A défaut d’une seule de ces trois conditions,  le droit de reprise sur un délai de dix ans est mis en œuvre.

Cette « mesure de tempérament » ne peut concerner que les périodes excédant le délai normal de reprise et entrant dans le champ d’application du délai de dix ans, et elle reste sans influence sur l’exercice du droit de reprise dans le délai normal, même si la « régularisation » est intervenue au cours de cette période.

Procédures de contrôle applicables

La procédure de contrôle la mieux adaptée et la plus souvent suivie est la vérification de comptabilité, bien que le « contrôle sur pièces » (« du bureau ») ne soit pas à exclure dès lors que les défaillances du contribuable sont suffisamment établies, connues et déterminées avec suffisamment de précision.

En revanche, la procédure de vérification de l’ensemble de la situation fiscale personnelle d’un contribuable (ESFP),  procédure longue de vérification personnelle qui ne concerne que le revenu global, ne peut jamais donner lieu à la mise en œuvre du délai de dix ans, sauf si un ESFP permet la révélation de revenus d’une activité « occulte » rattachable à une « catégorie de revenus donnée » et étant soumise à une obligation déclarative auprès d’un centre de formalités des entreprises ou du greffe du tribunal de commerce, et que la déclaration (BIC, BA, BNC) n’a pas été souscrite, ni l’activité inscrite auprès du centre de formalités ou du greffe du tribunal de commerce.

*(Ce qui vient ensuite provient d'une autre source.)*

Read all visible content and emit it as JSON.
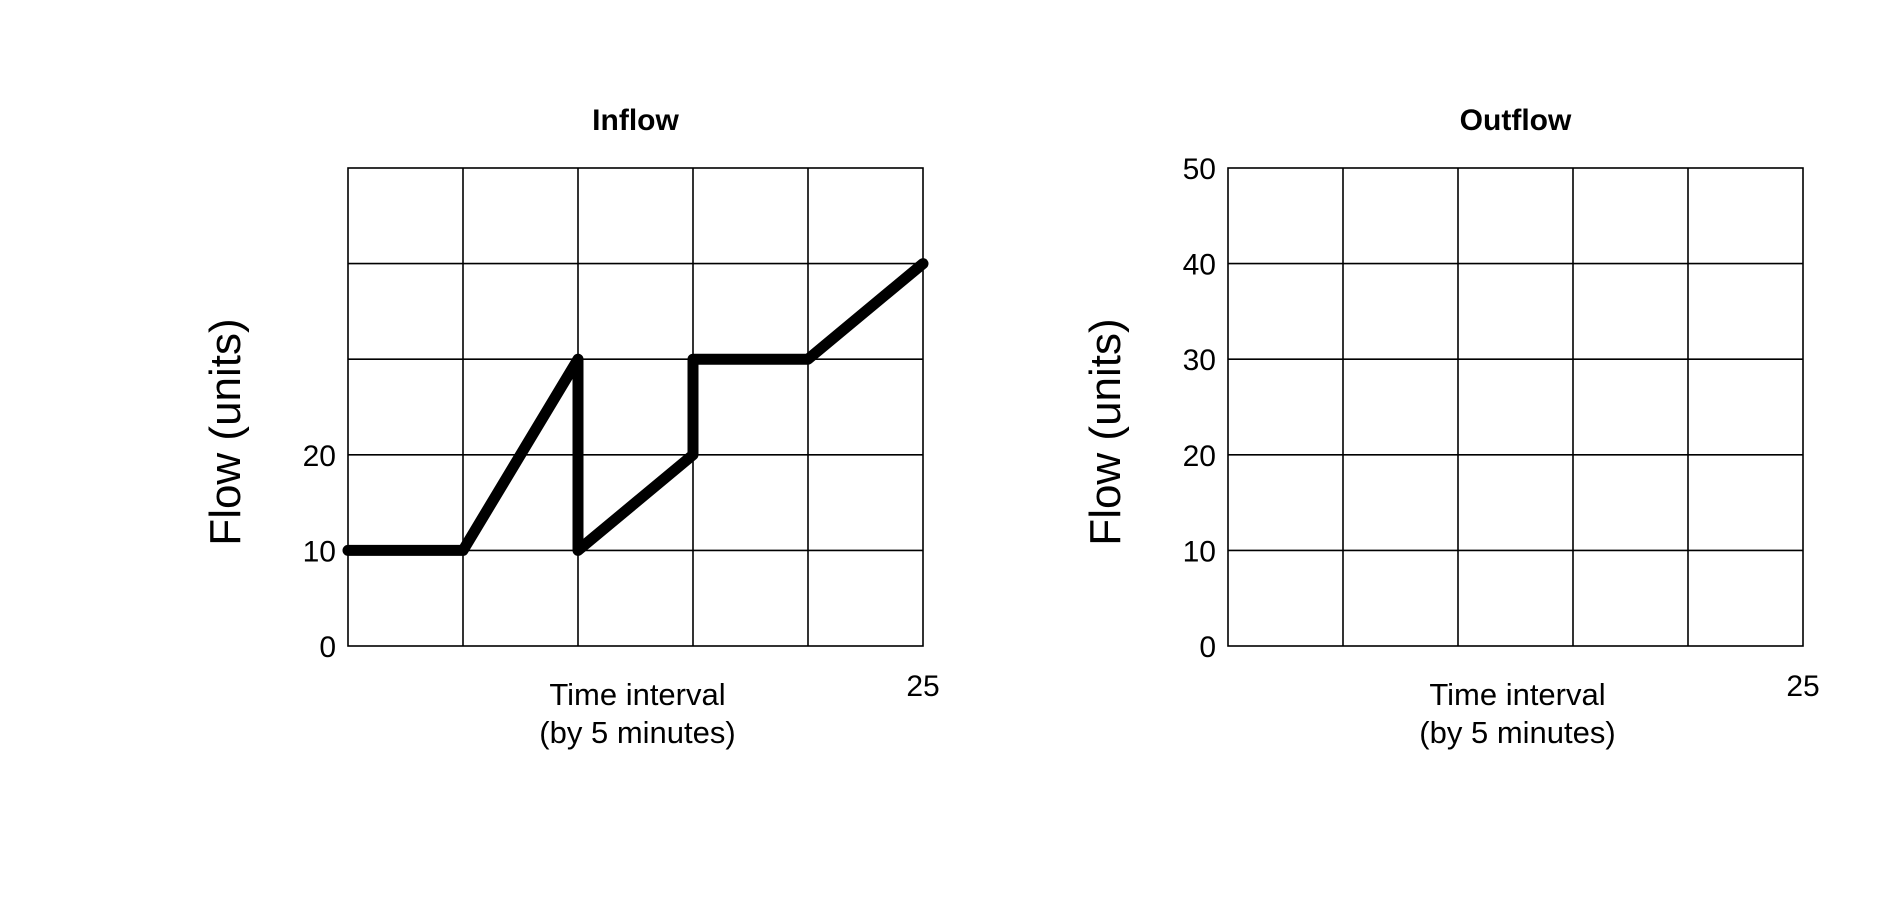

Dans une telle situation en effet, le droit de reprise étendu à dix années peut être mis en œuvre pour le contrôle de cette activité, sauf  toutefois si un précédent ESFP s’est conclu par une rectification des bases d’imposition : en vertu de l’article L 50 du LPF, l’administration fiscale ne peut dans ce cas rehausser ces bases d’imposition qu’en établissant le caractère erroné, incomplet ou inexact des éléments qui avaient été fournis par le contribuable au cours de cet ESFP (principe d’interdiction de revenir par un ESFP sur une même période et un même impôt).

Procédure de rectification d’office et motivation

En application des articles L 66, L 68 et L 73 du LPF, les rehaussements sont notifiés dans le cadre d’une procédure d’office qui n’a pas à être précédée de l’envoi d’une « mise en demeure ».

La proposition de rectification doit exposer les motifs permettant de considérer que le contribuable s’est livré à une activité « occulte » qui justifie l’application de la procédure d’office. Le contribuable peut bien entendu contester le principe de son assujettissement à l’impôt.

Sanctions applicables

La qualification d’activité occulte donne lieu à l’application de la majoration de 80 % prévue à l’article 1728 c du CGI.

Délai spécial lorsque l’administration a dressé un procès-verbal de « flagrance fiscale »

Quand l’administration fiscale a dressé un « procès-verbal de flagrance fiscale », son droit de reprise s’exerce jusqu’à la fin de la dixième année suivant celle au titre de laquelle l’imposition est due en matière d’impôt sur le revenu.